Pada tahun 1811, Inggris menduduki Jawa. Boleh jadi orang-orang Inggris di Bengkulu menjadi dalam posisi lemah. Sebaliknya di Palembang, para pengeran Palembang mengetahui pendudukan Inggris di Jawa, melakukan perlawanan terhadap otoritas Pemerintah Hindia Belanda di Palembang. Dalam kerusuhan di Palembang, Residen Palembang terbunuh. Pada tahun 1812 satu ekspedisi dari Jawa dikirim ke Palembang. Kolonel Gilipsy menemukan berita bahwa Residen Belanda terbunuh. Inggris menghukum Pangeran Palembang dan kekuasaan kesultanan dilikuidasi serta wilayah Bangka Belitung diserahkan kepada Inggris. Pada tahun ini juga di Manna terjadi perlawanan terhadap otoritas Inggris. Resident Inggris terbunuh. Apakah perlawanan para pengeran di Palembang terkait dengan munculnya perlawanan di Manna terhadap otoritas Inggris?


Java government gazette, 07-08-1813: ‘(seseorang menulis) Distrik Manna, telah diulang tahun yang lalu. Ekspedisi Inggris telah dilakukan dengan berjalan kaki terhadap adanya perlawan penduduk. Salah satunya adalah kerja keras. Yang dopimpin oleh Kolonel Clayton secara langsung dengan membawa pasukan yang sangat besar di Manna: hukuman yang dijatuhkan pada saat itu hanya membuat kesan sementara bagi pemimpin local di Manna. Akhir Oktober lalu menjadi penting untuk kembali lagi ke operasi untuk melawan permusuhan. Saya secara pribadi berkenalan dengan almarhum Residen, dan saya yakin bahwa dia sangat menyesali kebutuhan ini. Saya tidak dapat membanggakan diri. mengetahui gentleman sekarang yang bertanggung jawab’.

Siapa yang melakukan perlawanan di Manna? Apakah orang Manna atau orang Pasemah? Tampaknya Manna, sebagaimana Bengkoeloe adalah (kota) melting pot. Sementara kelompok populasi asli yang berada di belakang pantai hingga pedalaman adalah Pasemah.
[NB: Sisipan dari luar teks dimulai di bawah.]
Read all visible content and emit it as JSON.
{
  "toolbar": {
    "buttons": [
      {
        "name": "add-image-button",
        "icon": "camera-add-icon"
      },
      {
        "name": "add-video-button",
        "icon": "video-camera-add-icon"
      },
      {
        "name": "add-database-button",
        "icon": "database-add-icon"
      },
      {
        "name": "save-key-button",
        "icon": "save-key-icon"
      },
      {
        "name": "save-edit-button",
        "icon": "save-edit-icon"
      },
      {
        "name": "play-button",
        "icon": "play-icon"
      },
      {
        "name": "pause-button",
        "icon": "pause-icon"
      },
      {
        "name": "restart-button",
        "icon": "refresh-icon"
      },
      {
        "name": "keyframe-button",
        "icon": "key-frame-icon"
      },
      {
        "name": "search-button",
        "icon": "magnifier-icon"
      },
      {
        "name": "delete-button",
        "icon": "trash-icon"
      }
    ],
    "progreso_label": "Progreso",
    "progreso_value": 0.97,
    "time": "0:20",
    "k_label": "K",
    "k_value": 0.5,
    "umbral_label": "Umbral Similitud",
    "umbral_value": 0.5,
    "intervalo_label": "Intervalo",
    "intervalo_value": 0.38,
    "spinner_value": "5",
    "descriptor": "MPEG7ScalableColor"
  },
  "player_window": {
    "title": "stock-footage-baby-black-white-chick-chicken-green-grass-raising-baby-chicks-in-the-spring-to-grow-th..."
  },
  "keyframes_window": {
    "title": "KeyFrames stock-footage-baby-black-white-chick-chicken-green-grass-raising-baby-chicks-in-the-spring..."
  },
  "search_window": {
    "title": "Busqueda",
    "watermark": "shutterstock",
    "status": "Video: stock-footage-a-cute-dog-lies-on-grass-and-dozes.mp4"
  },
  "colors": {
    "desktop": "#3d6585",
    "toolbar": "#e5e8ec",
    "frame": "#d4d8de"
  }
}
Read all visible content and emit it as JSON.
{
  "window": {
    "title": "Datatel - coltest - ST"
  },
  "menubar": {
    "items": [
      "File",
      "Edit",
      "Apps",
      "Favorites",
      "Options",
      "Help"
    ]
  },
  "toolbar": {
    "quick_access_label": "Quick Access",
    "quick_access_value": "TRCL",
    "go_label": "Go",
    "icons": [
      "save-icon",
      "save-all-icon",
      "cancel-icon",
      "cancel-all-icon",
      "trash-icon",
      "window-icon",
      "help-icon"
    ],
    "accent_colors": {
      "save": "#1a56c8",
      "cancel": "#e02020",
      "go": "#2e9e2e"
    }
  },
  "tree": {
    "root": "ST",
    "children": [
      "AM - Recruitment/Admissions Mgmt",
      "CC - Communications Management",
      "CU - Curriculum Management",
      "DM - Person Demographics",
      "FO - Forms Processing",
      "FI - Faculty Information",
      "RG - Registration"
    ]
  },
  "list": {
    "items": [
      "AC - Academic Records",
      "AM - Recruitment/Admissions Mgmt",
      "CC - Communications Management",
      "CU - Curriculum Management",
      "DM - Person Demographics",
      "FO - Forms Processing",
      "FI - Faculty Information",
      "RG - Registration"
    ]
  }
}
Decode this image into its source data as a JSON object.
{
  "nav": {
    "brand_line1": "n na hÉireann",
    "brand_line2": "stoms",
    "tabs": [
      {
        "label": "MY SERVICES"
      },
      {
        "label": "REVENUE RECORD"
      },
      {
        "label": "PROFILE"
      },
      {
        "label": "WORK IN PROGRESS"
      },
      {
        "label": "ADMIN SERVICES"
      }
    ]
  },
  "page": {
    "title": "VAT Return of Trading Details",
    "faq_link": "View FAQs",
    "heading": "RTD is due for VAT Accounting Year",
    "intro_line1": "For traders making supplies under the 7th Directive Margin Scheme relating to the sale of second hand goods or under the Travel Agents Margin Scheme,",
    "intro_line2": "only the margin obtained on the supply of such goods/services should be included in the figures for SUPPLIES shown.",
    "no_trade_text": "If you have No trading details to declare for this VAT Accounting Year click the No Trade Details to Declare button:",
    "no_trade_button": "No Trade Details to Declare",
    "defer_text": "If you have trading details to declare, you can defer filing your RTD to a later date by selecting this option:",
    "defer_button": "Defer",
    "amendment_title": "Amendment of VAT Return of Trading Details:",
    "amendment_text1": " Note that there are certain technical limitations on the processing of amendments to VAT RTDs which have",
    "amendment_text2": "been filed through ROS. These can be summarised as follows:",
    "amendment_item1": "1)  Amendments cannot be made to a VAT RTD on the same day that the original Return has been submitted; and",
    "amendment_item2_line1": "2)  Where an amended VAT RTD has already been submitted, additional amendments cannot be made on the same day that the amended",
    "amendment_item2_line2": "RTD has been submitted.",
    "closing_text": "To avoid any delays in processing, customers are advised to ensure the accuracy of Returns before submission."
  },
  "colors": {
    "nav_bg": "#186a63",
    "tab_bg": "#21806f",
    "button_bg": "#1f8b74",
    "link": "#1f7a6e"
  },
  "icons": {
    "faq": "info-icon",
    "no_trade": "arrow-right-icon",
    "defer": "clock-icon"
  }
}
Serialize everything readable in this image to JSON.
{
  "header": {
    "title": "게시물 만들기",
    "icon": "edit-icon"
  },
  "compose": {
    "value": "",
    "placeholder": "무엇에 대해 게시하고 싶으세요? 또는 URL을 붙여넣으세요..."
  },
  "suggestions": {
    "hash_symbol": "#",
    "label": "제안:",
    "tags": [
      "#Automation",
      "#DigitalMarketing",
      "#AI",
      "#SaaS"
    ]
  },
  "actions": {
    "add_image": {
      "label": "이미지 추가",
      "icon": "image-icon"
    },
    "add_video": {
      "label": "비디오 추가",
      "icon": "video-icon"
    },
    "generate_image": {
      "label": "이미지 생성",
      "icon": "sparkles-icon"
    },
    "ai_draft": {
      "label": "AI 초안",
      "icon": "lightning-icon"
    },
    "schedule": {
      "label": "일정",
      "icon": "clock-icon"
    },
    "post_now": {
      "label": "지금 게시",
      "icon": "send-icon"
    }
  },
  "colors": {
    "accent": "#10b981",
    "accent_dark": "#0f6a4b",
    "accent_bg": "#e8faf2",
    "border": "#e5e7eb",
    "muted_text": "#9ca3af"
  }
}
Ada akses dari dan ke Manna ke/dari perdalaman di gunung Patah.


Setelah pemulihan Pemerintahan Hindia Belanda pada tahun 1816 pasca pendudukan Inggris di Jawa, Pemerintah Hindia Belanda akan membentuk cabang pemerintahan di pantai barat Sumatra. Namun itu tidak mudah, karena meski sudah ada perjanjian pemuliahan, Inggris tetap lalu Lalang di pantai barat Sumatra. Pemerintah Hindia Belanda dengan terpaksa membukan ibu kota di Tapanoeli (di kampong Tapanoeli di teluk Tapanoeli). Akhirnya perjanjian baru tahun 1824 (Traktat London) memaksa Inggris keluar dari pantai barat Sumatra dengan melakukan tukar gulung antara wilayah Bengkoeloe (Inggris) dan wilayah Malaka (Belanda). Sejak ini dibentuk Pemerintahan Padang en Onderh dengan ibu kota di Padang dimana residen berkedudukan. Di Tapanoeli ditempatkan setingkat Asiusten Resident. Sementara di Bengkoelen berkedudukan Resident Bengkoeloe (lihat Almanak 1827). Dalam perkembangannya Bengkoeloe diturunkan statusnya menjadi Asisten Residenm (lihat Almanak 1833). Sehubungan dengan eskalasi politik dalam hubungannya dengan perlawanan Padri residentie ditingkatkan province dengan gubernur AV Michiels. Province Sumatra’s Westkust terdiri dari tiga residentie: Padangsche Benelanden ibu kota di Padang, Airbangis di Air Bangis dan Padangsche di Samawang (kelak ke Fort de Kock). Pada tahun 1845 dibentuk Residentie Tapanoeli dan kemudian residentie Air Bangis di province SumWestkust. Semnatara itu Bengkoeloe tetap dengan status Asisten Resident. 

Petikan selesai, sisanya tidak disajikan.